Na scenie America's Cup Experience, Andrés Iniesta, sam, wyjaśnił ponad 500 osobom, że czuje się szczęśliwy w dniu swojego pożegnania: „To było jak historia, która rozpoczęła się na boisku w Fuentealbilli. Zawsze miałem w sercu dwie drużyny, Alba [Albacete], z którą nigdy nie grałem zawodowo, i Barcelonę, z którą przeżyłem swój najdumniejszy moment, kiedy dzieliłem podium Złotej Piłki z Leo i Xavim. Trzech wychowanków to coś wielkiego”.
Wyraźnie wzruszony Andrés kontynuował: „Dziękuję, że jesteście dziś ze mną, a dla tych z was, którzy nie mogą tu być, pozwolę sobie na wzruszenie, nigdy nie myślałem, że nadejdzie ten dzień, ale łzy z tych wszystkich dni są teraz łzami wzruszenia i dumy z tego chłopca z Fuentealbilli, który marzył o byciu piłkarzem i osiągnął to po wielu wysiłkach i nigdy się nie poddając”.
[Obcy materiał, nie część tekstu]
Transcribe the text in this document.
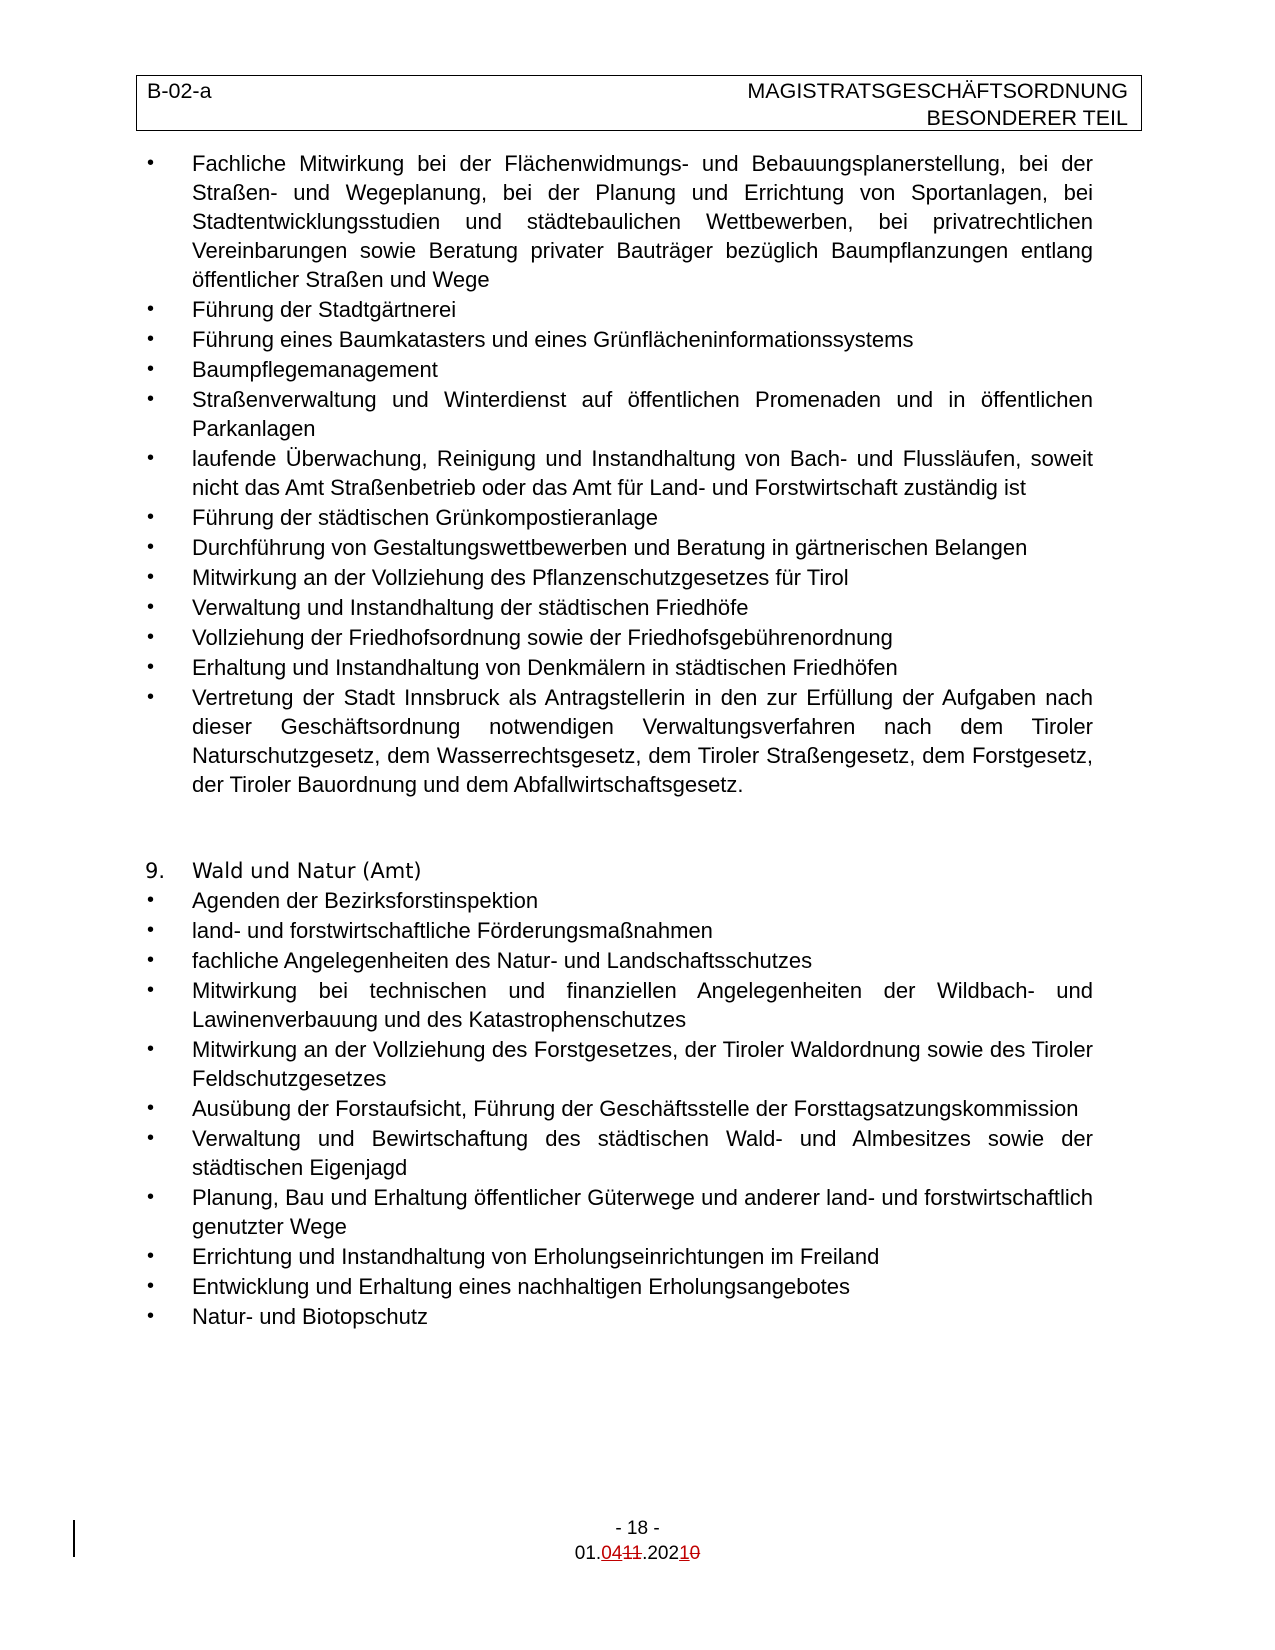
B-02-a	MAGISTRATSGESCHÄFTSORDNUNG
BESONDERER TEIL
• Fachliche Mitwirkung bei der Flächenwidmungs- und Bebauungsplanerstellung, bei der Straßen- und Wegeplanung, bei der Planung und Errichtung von Sportanlagen, bei Stadtentwicklungsstudien und städtebaulichen Wettbewerben, bei privatrechtlichen Vereinbarungen sowie Beratung privater Bauträger bezüglich Baumpflanzungen entlang öffentlicher Straßen und Wege
• Führung der Stadtgärtnerei
• Führung eines Baumkatasters und eines Grünflächeninformationssystems
• Baumpflegemanagement
• Straßenverwaltung und Winterdienst auf öffentlichen Promenaden und in öffentlichen Parkanlagen
• laufende Überwachung, Reinigung und Instandhaltung von Bach- und Flussläufen, soweit nicht das Amt Straßenbetrieb oder das Amt für Land- und Forstwirtschaft zuständig ist
• Führung der städtischen Grünkompostieranlage
• Durchführung von Gestaltungswettbewerben und Beratung in gärtnerischen Belangen
• Mitwirkung an der Vollziehung des Pflanzenschutzgesetzes für Tirol
• Verwaltung und Instandhaltung der städtischen Friedhöfe
• Vollziehung der Friedhofsordnung sowie der Friedhofsgebührenordnung
• Erhaltung und Instandhaltung von Denkmälern in städtischen Friedhöfen
• Vertretung der Stadt Innsbruck als Antragstellerin in den zur Erfüllung der Aufgaben nach dieser Geschäftsordnung notwendigen Verwaltungsverfahren nach dem Tiroler Naturschutzgesetz, dem Wasserrechtsgesetz, dem Tiroler Straßengesetz, dem Forstgesetz, der Tiroler Bauordnung und dem Abfallwirtschaftsgesetz.
9. Wald und Natur (Amt)
• Agenden der Bezirksforstinspektion
• land- und forstwirtschaftliche Förderungsmaßnahmen
• fachliche Angelegenheiten des Natur- und Landschaftsschutzes
• Mitwirkung bei technischen und finanziellen Angelegenheiten der Wildbach- und Lawinenverbauung und des Katastrophenschutzes
• Mitwirkung an der Vollziehung des Forstgesetzes, der Tiroler Waldordnung sowie des Tiroler Feldschutzgesetzes
• Ausübung der Forstaufsicht, Führung der Geschäftsstelle der Forsttagsatzungskommission
• Verwaltung und Bewirtschaftung des städtischen Wald- und Almbesitzes sowie der städtischen Eigenjagd
• Planung, Bau und Erhaltung öffentlicher Güterwege und anderer land- und forstwirtschaftlich genutzter Wege
• Errichtung und Instandhaltung von Erholungseinrichtungen im Freiland
• Entwicklung und Erhaltung eines nachhaltigen Erholungsangebotes
• Natur- und Biotopschutz
- 18 -
01.0411.20210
Podczas ceremonii Iniesta dokonał przeglądu swojego życia poprzez piłkę nożną, prezentując serię filmów, w których pojawili się jego pierwsi trenerzy w Albacete, jego ojciec, który wspominał podróż z Fuentealbilli do Barcelony i zapewnił: „Było ciężko, ale zrobiłby to jeszcze raz”.
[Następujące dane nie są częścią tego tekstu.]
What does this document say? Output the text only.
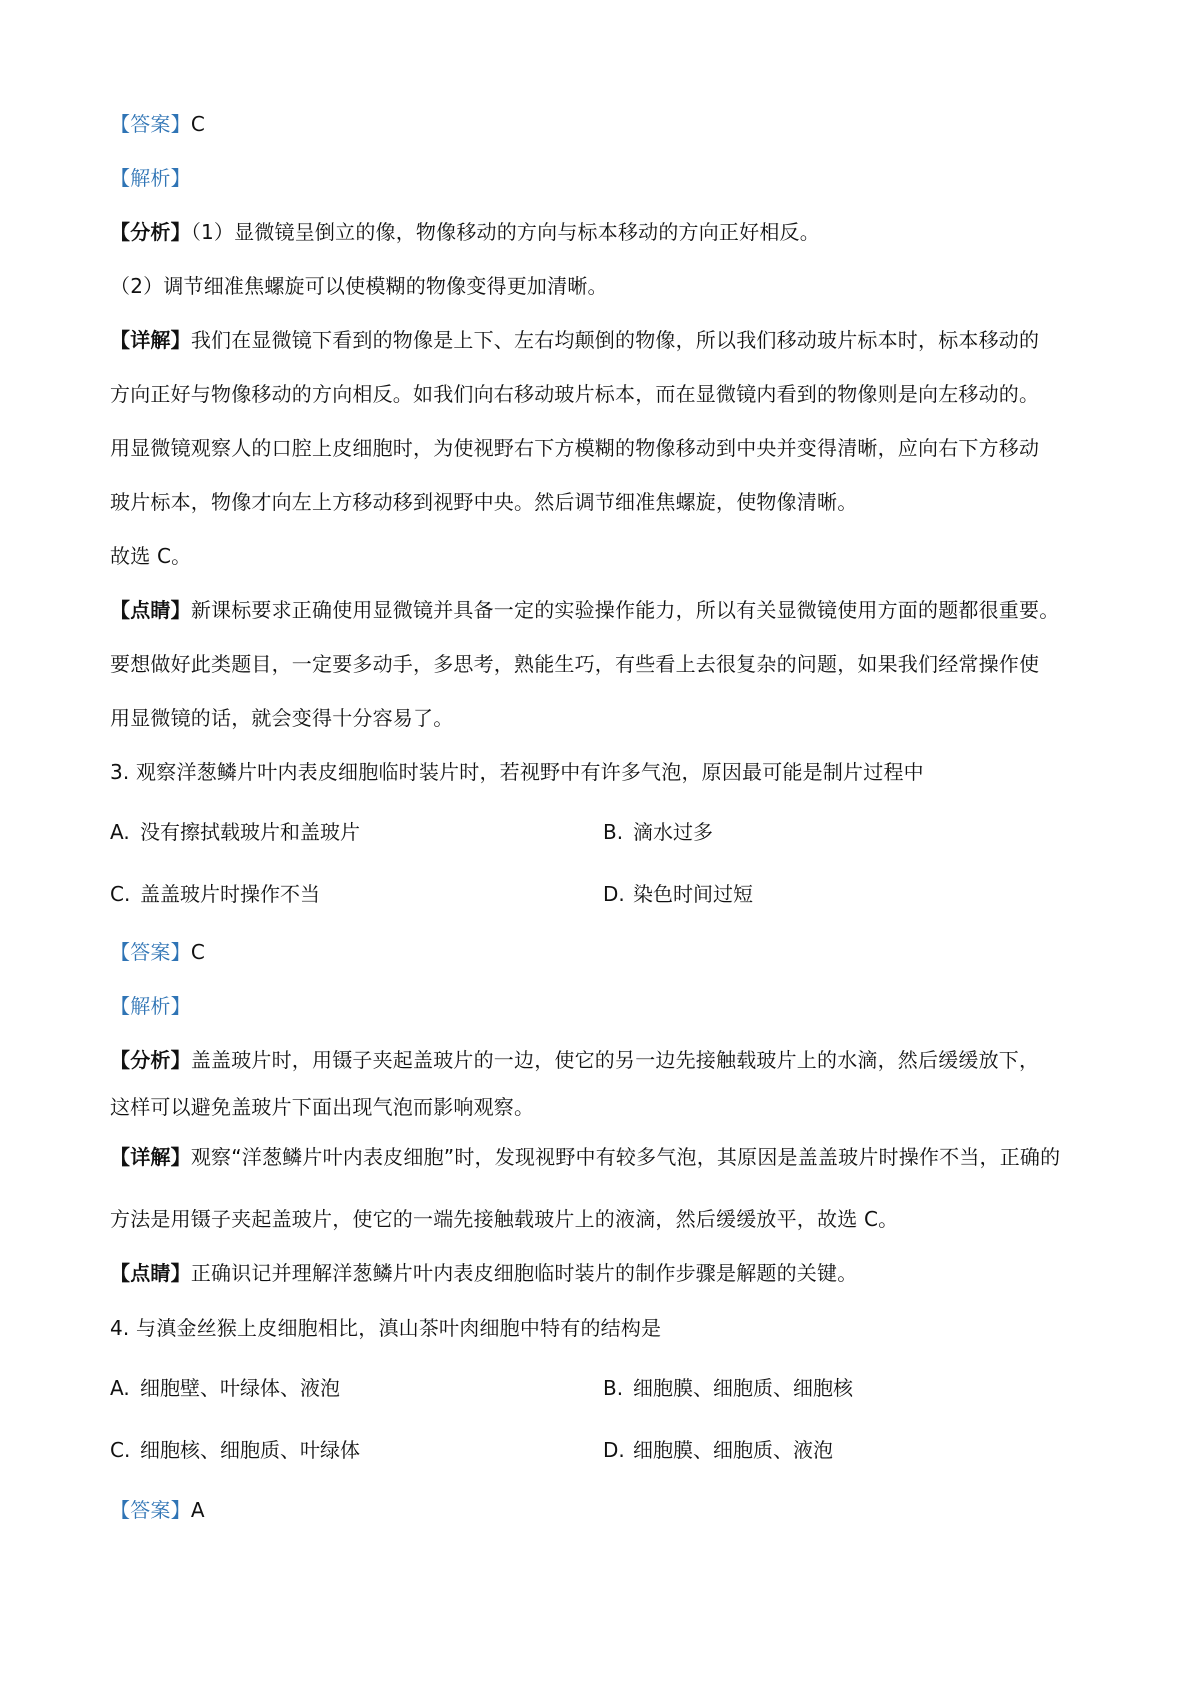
【答案】C

【解析】

【分析】（1）显微镜呈倒立的像，物像移动的方向与标本移动的方向正好相反。

（2）调节细准焦螺旋可以使模糊的物像变得更加清晰。

【详解】我们在显微镜下看到的物像是上下、左右均颠倒的物像，所以我们移动玻片标本时，标本移动的

方向正好与物像移动的方向相反。如我们向右移动玻片标本，而在显微镜内看到的物像则是向左移动的。

用显微镜观察人的口腔上皮细胞时，为使视野右下方模糊的物像移动到中央并变得清晰，应向右下方移动

玻片标本，物像才向左上方移动移到视野中央。然后调节细准焦螺旋，使物像清晰。

故选 C。

【点睛】新课标要求正确使用显微镜并具备一定的实验操作能力，所以有关显微镜使用方面的题都很重要。

要想做好此类题目，一定要多动手，多思考，熟能生巧，有些看上去很复杂的问题，如果我们经常操作使

用显微镜的话，就会变得十分容易了。

3. 观察洋葱鳞片叶内表皮细胞临时装片时，若视野中有许多气泡，原因最可能是制片过程中

A. 没有擦拭载玻片和盖玻片	B. 滴水过多

C. 盖盖玻片时操作不当	D. 染色时间过短

【答案】C

【解析】

【分析】盖盖玻片时，用镊子夹起盖玻片的一边，使它的另一边先接触载玻片上的水滴，然后缓缓放下，

这样可以避免盖玻片下面出现气泡而影响观察。

【详解】观察“洋葱鳞片叶内表皮细胞”时，发现视野中有较多气泡，其原因是盖盖玻片时操作不当，正确的

方法是用镊子夹起盖玻片，使它的一端先接触载玻片上的液滴，然后缓缓放平，故选 C。

【点睛】正确识记并理解洋葱鳞片叶内表皮细胞临时装片的制作步骤是解题的关键。

4. 与滇金丝猴上皮细胞相比，滇山茶叶肉细胞中特有的结构是

A. 细胞壁、叶绿体、液泡	B. 细胞膜、细胞质、细胞核

C. 细胞核、细胞质、叶绿体	D. 细胞膜、细胞质、液泡

【答案】A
Serra Ferrer, trener, który dał mu możliwość trenowania po raz pierwszy w pierwszej drużynie, określił go jako mistrza, a Luis Enrique wspominał, że kiedy pierwszy raz go zobaczył, pomyślał: „Jeśli będziemy musieli iść na wojnę z tymi maluchami, to zginiemy, ale potem zdałem sobie sprawę z ogromu jego gry”.
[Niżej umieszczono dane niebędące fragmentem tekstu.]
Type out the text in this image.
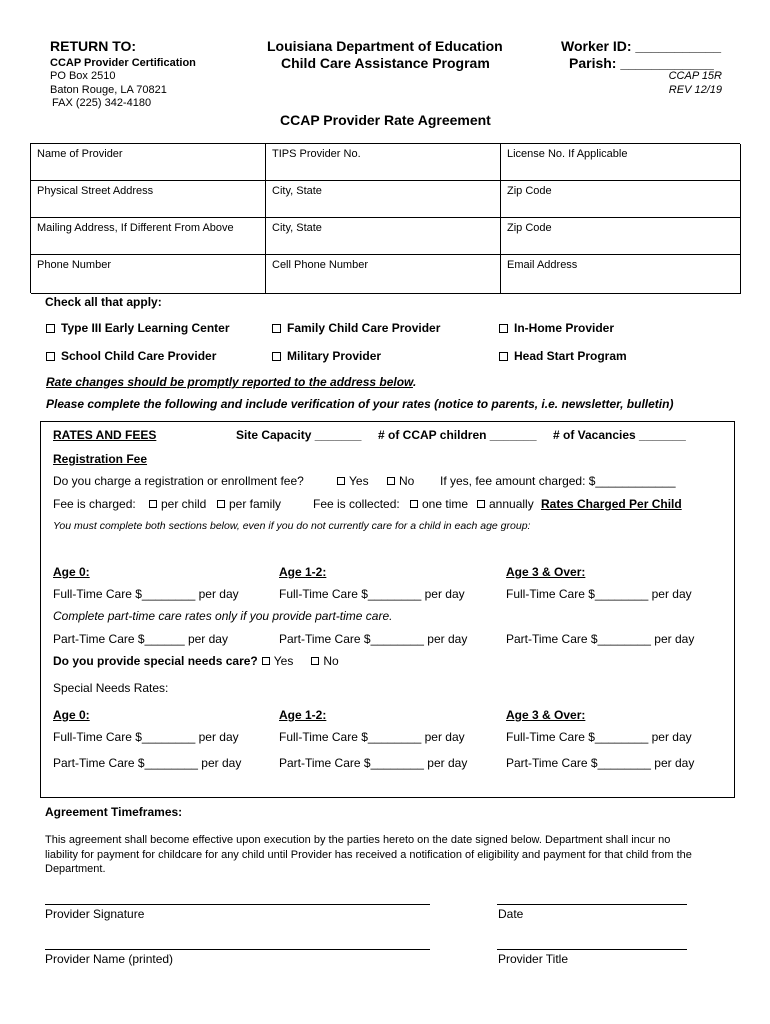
RETURN TO:
CCAP Provider Certification
PO Box 2510
Baton Rouge, LA 70821
FAX (225) 342-4180
Louisiana Department of Education
Child Care Assistance Program
Worker ID: ___________
Parish: ____________
CCAP 15R
REV 12/19
CCAP Provider Rate Agreement
Name of Provider	TIPS Provider No.	License No. If Applicable
Physical Street Address	City, State	Zip Code
Mailing Address, If Different From Above	City, State	Zip Code
Phone Number	Cell Phone Number	Email Address
Check all that apply:
Type III Early Learning Center	Family Child Care Provider	In-Home Provider
School Child Care Provider	Military Provider	Head Start Program
Rate changes should be promptly reported to the address below.
Please complete the following and include verification of your rates (notice to parents, i.e. newsletter, bulletin)
RATES AND FEES	Site Capacity _______ # of CCAP children _______ # of Vacancies _______
Registration Fee
Do you charge a registration or enrollment fee?	Yes	No If yes, fee amount charged: $____________
Fee is charged:	per child	per family	Fee is collected:	one time	annually Rates Charged Per Child
You must complete both sections below, even if you do not currently care for a child in each age group:
Age 0:	Age 1-2:	Age 3 & Over:
Full-Time Care $________ per day	Full-Time Care $________ per day	Full-Time Care $________ per day
Complete part-time care rates only if you provide part-time care.
Part-Time Care $______ per day	Part-Time Care $________ per day	Part-Time Care $________ per day
Do you provide special needs care? Yes	No
Special Needs Rates:
Age 0:	Age 1-2:	Age 3 & Over:
Full-Time Care $________ per day	Full-Time Care $________ per day	Full-Time Care $________ per day
Part-Time Care $________ per day	Part-Time Care $________ per day	Part-Time Care $________ per day
Agreement Timeframes:
This agreement shall become effective upon execution by the parties hereto on the date signed below. Department shall incur no
liability for payment for childcare for any child until Provider has received a notification of eligibility and payment for that child from the
Department.
Provider Signature	Date
Provider Name (printed)	Provider Title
Iniesta wspominał czas spędzony z reprezentacją narodową, chwaląc kolegów z drużyny, z którymi dzielił szatnię, podkreślając zwłaszcza trenerów Lopeteguiego, Luisa Aragonesa i Vicente del Bosque. „Całą karierę można podsumować golem, który dał nam mistrzostwo świata, ale to nie ja go strzeliłem. Zdobyliśmy go wszyscy, nawet Dani Jarque pomógł nam z miejsca, w którym się znajdował”, powiedział.
Iniesta porównał ten okres reprezentacji narodowej z czasem w Barcelonie: „To było magiczne. Wynoszę z tego czasu to, co cieszyło nas i ludzi, którzy za nami podążali. Ten okres symbolizuje dla mnie wszystko. Bycie w klubie swojego życia, noszenie koszulki, którą nosiło się od czasów drużyn młodzieżowych. Grupa, która tworzyła tamten zespół była wyjątkowa". Guardiola, lider tamtego projektu, życzył: „Żeby wszystko, co wie, mógł zastosować w świecie piłki nożnej, nie wiem, co konkretnie, ponieważ nie uczysz się tego, co on wie w szkole trenerskiej”.
Iniesta zakończył wspominając czas spędzony w Japonii, który określił jako najlepszy na poziomie rodzinnym i z którego czuje się bardzo dumny.
W wydarzeniu wzięło udział wiele osób, które były u jego boku podczas 22-letniej kariery i przez całe życie, takich jak jego rodzice, żona, dzieci i siostra.
Obecni byli członkowie obecnego składu Barcelony, na czele z Hansim Flickiem, któremu towarzyszyli Gavi, Ansu Fati, Ronald Araújo i Dani Olmo, a także Sergi Roberto, Albert Celades i Gerard Piqué.
Byli trenerzy, tacy jak Juan Carlos Unzué, Eusebio Sacristán, Aureli Altimira, Paco Seirul-lo i Jordi Roura. Byli koledzy z drużyny, tacy jak Ludovic Giuly, Gerard López, Carlos Gurpegi i Joan Capdevila, którzy uczestniczyli w spotkaniu w imieniu RCD Espanyol.
Nie zabrakło też prezydenta FC Barcelony, Joana Laporty, któremu towarzyszył Deco, czy Joana Soterasa, prezesa Katalońskiej Federacji Piłkarskiej, który z racji swojego stanowiska reprezentował RFEF. Real Madryt reprezentowali Emilio Butragueño i Marta Santisteban.
Obecny był również jego przyjaciel Jordi Évole, który był mistrzem ceremonii podczas jego pożegnania z Barceloną, klubem, o którym wyznał: „Chciałbym przejść tutaj na emeryturę, ale Barça wymaga, abyś dał 300% tego, co masz, a to nie było możliwe”.
Pod koniec uroczystości, pod zdjęciem Andrésa, gdy miał cztery lata, jego rodzina pozowała z nim, podczas gdy cała widownia stała i zgotowała mu ostatnią owację. Na razie, bo już ostrzegał, że legenda trwa.